B-5 — partition_path allows = in key — round-trip fails¶
File: src/remote_store/ext/partition.py lines 65–76
Severity: Low
Description¶
partition_path validates that = is not in the partition value (line
73–74) but does not validate the partition key. A key containing =
produces a segment like col=x=val with two = signs, which
parse_partition cannot parse (it requires exactly one = per segment).
Reproduction¶
from remote_store.ext.partition import partition_path, parse_partition
path = partition_path("data.parquet", **{"col=x": "val"})
# 'col=x=val/data.parquet'
parsed = parse_partition(path)
print(parsed.partitions) # {} — key lost
print(parsed.filename) # 'col=x=val/data.parquet' — entire path is filename
Execution result¶
partition_path output: 'col=x=val/data.parquet'
Partitions recovered: {}
Filename recovered: 'col=x=val/data.parquet'
Round-trip: FAILED
Root cause¶
Line 73 checks if "=" in str_value for values but there is no corresponding
check for keys. _is_partition_segment at line 122–124 requires
segment.count("=") == 1, so any key with = produces unparseable output.
Notes¶
-
Azure
start_copy_from_urlrace condition: The non-HNS code paths inbackends/_azure.pylines 661–662 (move) and 681 (copy) callstart_copy_from_url()without waiting for the async server-side copy to complete before deleting the source (move) or returning (copy).

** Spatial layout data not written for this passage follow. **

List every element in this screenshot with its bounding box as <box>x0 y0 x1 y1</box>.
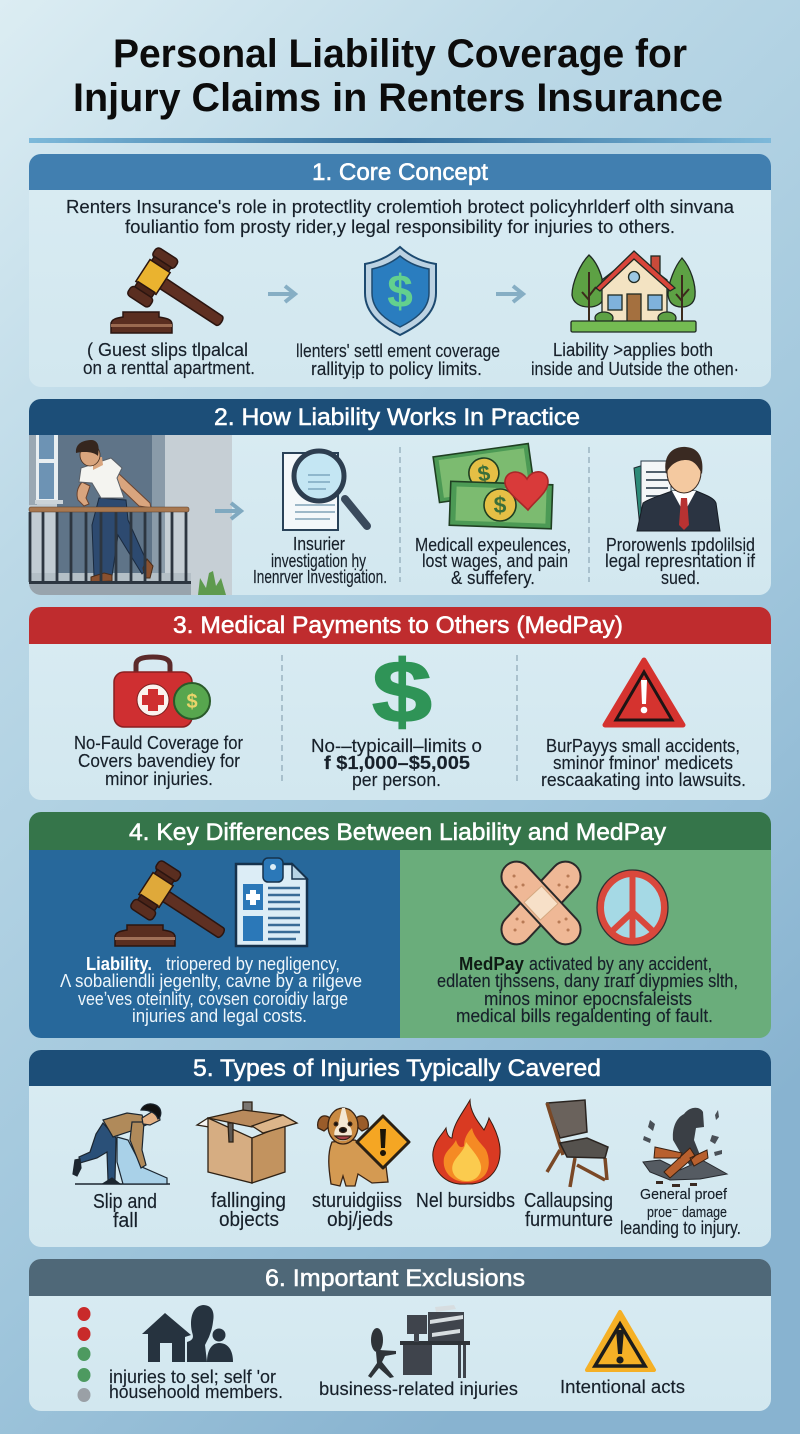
caption: guest slips: ( Guest slips tlpalcal <box>87 339 248 360</box>
caption: injuries to self: injuries to sel; self 'or <box>109 1366 276 1387</box>
caption: no-fault coverage <box>74 732 243 789</box>
man figure <box>76 440 153 582</box>
labels: injury types: objects <box>219 1209 279 1231</box>
labels: injury types: Callaupsing <box>524 1190 613 1212</box>
icon: first aid kit with coin: $ <box>186 691 198 713</box>
caption: intentional acts: Intentional acts <box>560 1376 685 1397</box>
status dots <box>78 1307 90 1402</box>
heading: how liability works <box>29 399 771 435</box>
icon: crossed bandages <box>495 855 587 951</box>
caption: legal representation: Prorowenls ɪpdolilsịd <box>606 534 755 555</box>
labels: injury types: sturuidgiiss <box>312 1190 402 1212</box>
heading: key differences: 4. Key Differences Between Liability and MedPay <box>129 819 667 846</box>
icon: peace symbol <box>597 870 668 945</box>
icon: lawyer with papers <box>634 447 720 531</box>
heading: how liability works: 2. How Liability Works In Practice <box>214 404 580 431</box>
caption: liability applies: inside and Uutside the othen· <box>531 358 739 379</box>
caption: insurer investigation <box>253 533 387 587</box>
caption: settlement coverage: rallityịp to policy limits. <box>311 358 482 379</box>
text: liability: Liability. <box>86 953 152 974</box>
icon: gavel <box>111 246 237 346</box>
caption: medical expenses: & suffefery. <box>451 567 535 588</box>
intro text: fouliantio fom prosty rider,y legal responsibility for injuries to others. <box>125 216 675 237</box>
caption: medical expenses <box>415 534 571 588</box>
labels: injury types: Slip and <box>93 1191 157 1213</box>
labels: injury types: obj/jeds <box>327 1209 393 1231</box>
icon: cardboard box <box>197 1102 297 1183</box>
labels: injury types: General proef <box>640 1186 728 1203</box>
panel: 1 core concept <box>29 154 771 387</box>
panel half: liability <box>29 850 400 1038</box>
caption: medical expenses: Medicall expeulences, <box>415 534 571 555</box>
labels: injury types: fallinging <box>211 1190 286 1212</box>
heading: key differences <box>29 812 771 850</box>
labels: injury types: leanding to injury. <box>620 1217 741 1238</box>
panel: 3 medpay <box>29 607 771 800</box>
icon: first aid kit with coin <box>114 657 210 727</box>
panel: 2 how liability works <box>29 399 771 595</box>
icon: gavel <box>115 859 238 958</box>
icon: collapsing chair <box>547 1100 608 1187</box>
caption: no-fault coverage: No-Fauld Coverage for <box>74 732 243 753</box>
balcony railing <box>29 507 191 595</box>
title <box>73 32 723 120</box>
heading: types of injuries <box>29 1050 771 1086</box>
caption: legal representation <box>605 534 756 588</box>
text: liability: veeʼves oteinlity, covsen coroidiy large <box>78 988 348 1009</box>
labels: injury types: Nel bursidbs <box>416 1190 515 1212</box>
caption: insurer investigation: Inenrver Investigation. <box>253 566 387 587</box>
icon: flame <box>433 1100 500 1184</box>
heading: medpay <box>29 607 771 644</box>
icon: person slipping <box>73 1104 170 1184</box>
heading: medpay: 3. Medical Payments to Others (MedPay) <box>173 612 623 639</box>
intro text: Renters Insurance's role in protectlity crolemtioh brotect policyhrlderf olth sinvana <box>66 196 735 217</box>
panel: 6 important exclusions <box>29 1259 771 1411</box>
icon: caution triangle <box>587 1312 654 1370</box>
photo: man falling on balcony <box>29 435 232 595</box>
caption: injuries to self: househoold members. <box>109 1381 283 1402</box>
icon: money and heart: $ <box>494 492 507 518</box>
icon: office desk and chair <box>368 1305 470 1378</box>
icon: house with trees <box>571 251 696 332</box>
icon: rubble and damage <box>643 1108 727 1187</box>
icon: warning triangle <box>605 660 683 725</box>
icon: house and household members <box>142 1305 233 1362</box>
arrow <box>268 286 295 302</box>
caption: liability applies <box>531 339 739 379</box>
text: liability <box>60 953 362 1026</box>
icon: money and heart: $ <box>476 460 492 487</box>
panel half: medpay <box>400 850 771 1038</box>
icon: money and heart <box>433 444 553 529</box>
caption: typical limits: per person. <box>352 769 441 790</box>
caption: legal representation: sued. <box>661 567 700 588</box>
heading: types of injuries: 5. Types of Injuries Typically Cavered <box>193 1055 601 1082</box>
intro text <box>66 196 735 237</box>
caption: settlement coverage <box>296 340 500 379</box>
text: medpay: activated by any accident, <box>529 953 712 974</box>
caption: insurer investigation: Insurier <box>293 533 345 554</box>
icon: shield with dollar: $ <box>387 265 413 317</box>
heading: important exclusions <box>29 1259 771 1296</box>
title: Injury Claims in Renters Insurance <box>73 76 723 120</box>
text: medpay: medical bills regaldenting of fault. <box>456 1005 713 1026</box>
caption: liability applies: Liability >applies both <box>553 339 713 360</box>
caption: settlement coverage: llenters' settl ement coverage <box>296 340 500 361</box>
icon: medical document <box>236 858 307 946</box>
caption: insurer investigation: investigation ḥy <box>271 550 367 571</box>
caption: typical limits <box>311 735 482 790</box>
text: liability: injuries and legal costs. <box>132 1005 307 1026</box>
text: medpay: edlaten tjhssens, dany ɪraɪf diypmies slth, <box>437 970 738 991</box>
icon: shield with dollar <box>365 247 436 335</box>
caption: medical expenses: lost wages, and pain <box>422 550 568 571</box>
caption: legal representation: legal represntation if <box>605 550 756 571</box>
icon: large dollar sign: $ <box>372 642 432 741</box>
caption: pays small accidents: rescaakating into lawsuits. <box>541 769 746 790</box>
heading: core concept <box>29 154 771 190</box>
caption: no-fault coverage: Covers bavendiey for <box>78 750 240 771</box>
heading: important exclusions: 6. Important Exclusions <box>265 1265 525 1292</box>
panel: 4 key differences <box>29 812 771 1038</box>
labels: injury types <box>93 1186 741 1238</box>
text: medpay <box>437 953 738 1026</box>
caption: business injuries: business-related injuries <box>319 1378 518 1399</box>
labels: injury types: proe⁻ damage <box>647 1204 727 1221</box>
caption: pays small accidents: BurPayys small accidents, <box>546 735 740 756</box>
panel: 5 types of injuries <box>29 1050 771 1247</box>
labels: injury types: fall <box>113 1210 138 1232</box>
caption: no-fault coverage: minor injuries. <box>105 768 213 789</box>
text: medpay: minos minor epocnsfaleists <box>484 988 692 1009</box>
caption: injuries to self <box>109 1366 283 1402</box>
text: liability: Λ sobaliendli jegenlty, cavne by a rilgeve <box>60 970 362 991</box>
title: Personal Liability Coverage for <box>113 32 687 76</box>
caption: typical limits: No-–typicaill–limits o <box>311 735 482 756</box>
icon: dog with warning sign <box>318 1108 409 1186</box>
text: medpay: MedPay <box>459 953 525 974</box>
caption: guest slips: on a renttal apartment. <box>83 357 255 378</box>
text: liability: triopered by negligency, <box>166 953 340 974</box>
caption: pays small accidents <box>541 735 746 790</box>
icon: document and magnifier <box>283 451 367 530</box>
labels: injury types: furmunture <box>525 1209 613 1231</box>
caption: guest slips <box>83 339 255 378</box>
arrow <box>215 503 241 519</box>
caption: typical limits: f $1,000–$5,005 <box>324 752 470 773</box>
arrow <box>496 286 523 302</box>
heading: core concept: 1. Core Concept <box>312 159 488 186</box>
caption: pays small accidents: sminor fminor' medicets <box>553 752 733 773</box>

This is a real data-loss risk for large blobs or cross-account copies but cannot be reproduced without an Azure environment. -
ChecksumWriter / ProgressWriter partial-write semantics: Both wrappers in
ext/streams.pyupdate hash/callback based on input data length rather than actual bytes written. This is explicitly documented as a known limitation ("Assumes buffered I/O semantics"). Users wrappingRawIOBasestreams will get incorrect checksums/progress. Noted here for completeness.